Accuracy measures the overall proportion of correctly classified samples:

$$\begin{aligned} \text {Accuracy} = \frac{\sum _{j=1}^{N} TP_j}{POP} \end{aligned}$$
(5)

where POP is the total number of samples in the validation set.

AUC-OvR (Area Under the ROC Curve for One-vs-Rest). For each class j, we compute the Area Under the Receiver Operating Characteristic Curve (AUC) by treating it as the positive class and all remaining 23 classes as the negative class:

$$\begin{aligned} \text {AUC}_j = \int _{0}^{1} \text {TPR}_j(\text {FPR}) \, d\text {FPR} \end{aligned}$$
(6)

where TPR (True Positive Rate) and FPR (False Positive Rate) are computed across all classification thresholds. The AUC-OvR is then averaged across all classes:

$$\begin{aligned} \text {AUC-OvR} = \frac{1}{N} \sum _{j=1}^{N} \text {AUC}_j \end{aligned}$$
(7)

Statistical analysis

To compare the effectiveness of two-step transfer learning against ImageNet pre-training, we compute paired differences in Macro-F1 scores across the five cross-validation folds for each architecture-task combination. For each pair of classifiers trained with the two approaches on the same fold, we calculate the difference: \(\text {Macro-F1}_{\text {two-step}} - \text {Macro-F1}_{\text {ImageNet}}\).
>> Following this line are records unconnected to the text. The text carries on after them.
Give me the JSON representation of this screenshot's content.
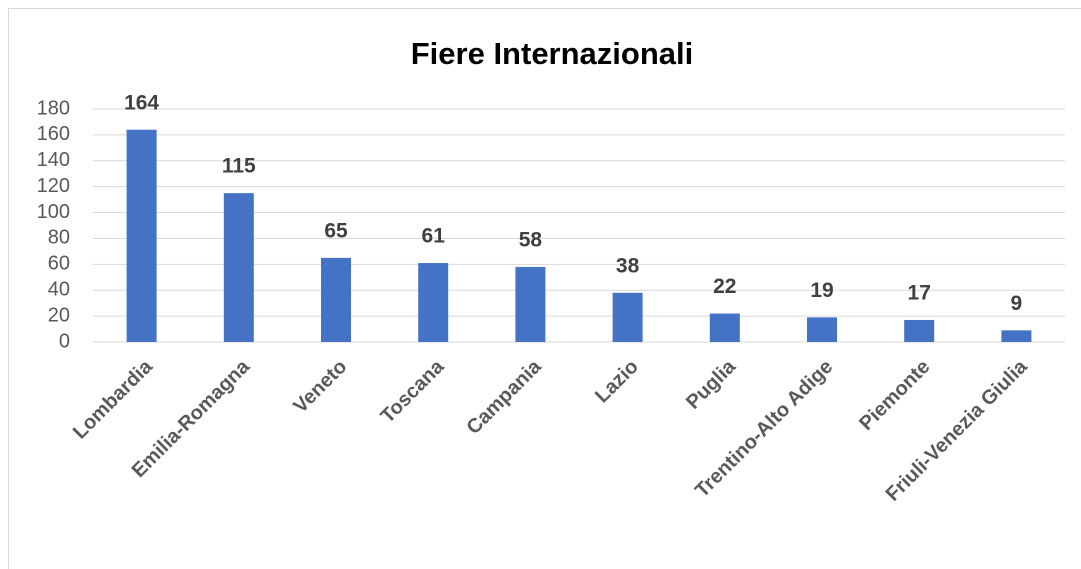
{
  "chart_data": {
    "type": "bar",
    "title": "Fiere Internazionali",
    "categories": [
      "Lombardia",
      "Emilia-Romagna",
      "Veneto",
      "Toscana",
      "Campania",
      "Lazio",
      "Puglia",
      "Trentino-Alto Adige",
      "Piemonte",
      "Friuli-Venezia Giulia"
    ],
    "values": [
      164,
      115,
      65,
      61,
      58,
      38,
      22,
      19,
      17,
      9
    ],
    "color": "#4472c4",
    "ylim": [
      0,
      180
    ],
    "yticks": [
      0,
      20,
      40,
      60,
      80,
      100,
      120,
      140,
      160,
      180
    ],
    "grid": true
  }
}
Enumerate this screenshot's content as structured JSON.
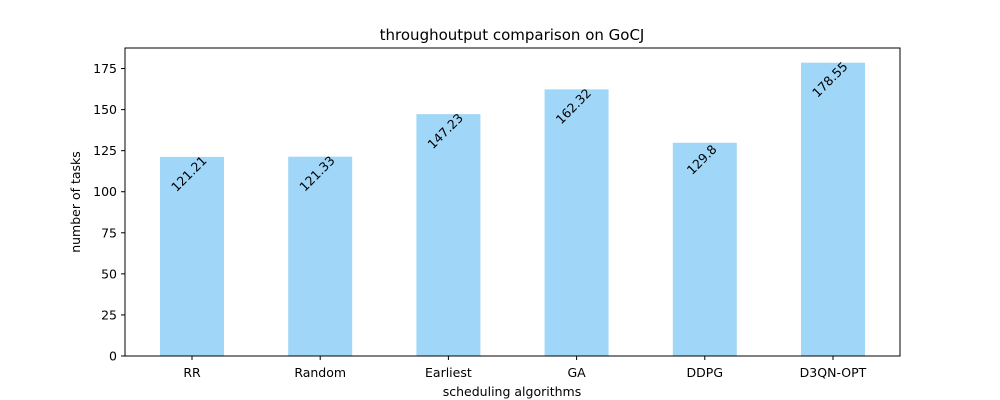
{
  "chart_data": {
    "type": "bar",
    "title": "throughoutput comparison on GoCJ",
    "xlabel": "scheduling algorithms",
    "ylabel": "number of tasks",
    "categories": [
      "RR",
      "Random",
      "Earliest",
      "GA",
      "DDPG",
      "D3QN-OPT"
    ],
    "values": [
      121.21,
      121.33,
      147.23,
      162.32,
      129.8,
      178.55
    ],
    "data_labels": [
      "121.21",
      "121.33",
      "147.23",
      "162.32",
      "129.8",
      "178.55"
    ],
    "ylim": [
      0,
      187.5
    ],
    "yticks": [
      0,
      25,
      50,
      75,
      100,
      125,
      150,
      175
    ],
    "grid": false,
    "legend": "none",
    "bar_color": "#a0d6f7"
  }
}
For each architecture-task combination with n paired observations (one per fold), we estimate the mean difference and 95% confidence intervals using bootstrap resampling with 10,000 iterations. The bootstrap approach draws n samples with replacement from the observed differences, computes the mean for each resample, and derives confidence intervals from the 2.5th and 97.5th percentiles of the bootstrap distribution. We report architecture-task combinations with five paired folds to ensure statistical reliability.

Class activation map visualization

We generate class activation maps (CAMs) using the Gradient-weighted Class Activation Mapping (Grad-CAM) method22. Grad-CAM computes importance weights for each feature map in a target convolutional layer based on the gradient of the class score with respect to the feature maps. These weights are used to create a weighted combination of the feature maps, followed by ReLU activation to retain only positive contributions. The resulting activation map is normalized to the range [0, 1] and upsampled to the input image resolution using bilinear interpolation. We overlay this map onto the original chromosome image using a heatmap colormap (jet).

For correctly classified samples, we generate CAMs using the ground-truth class. For misclassified samples, we generate two CAMs: one using the predicted (incorrect) label and another using the true label.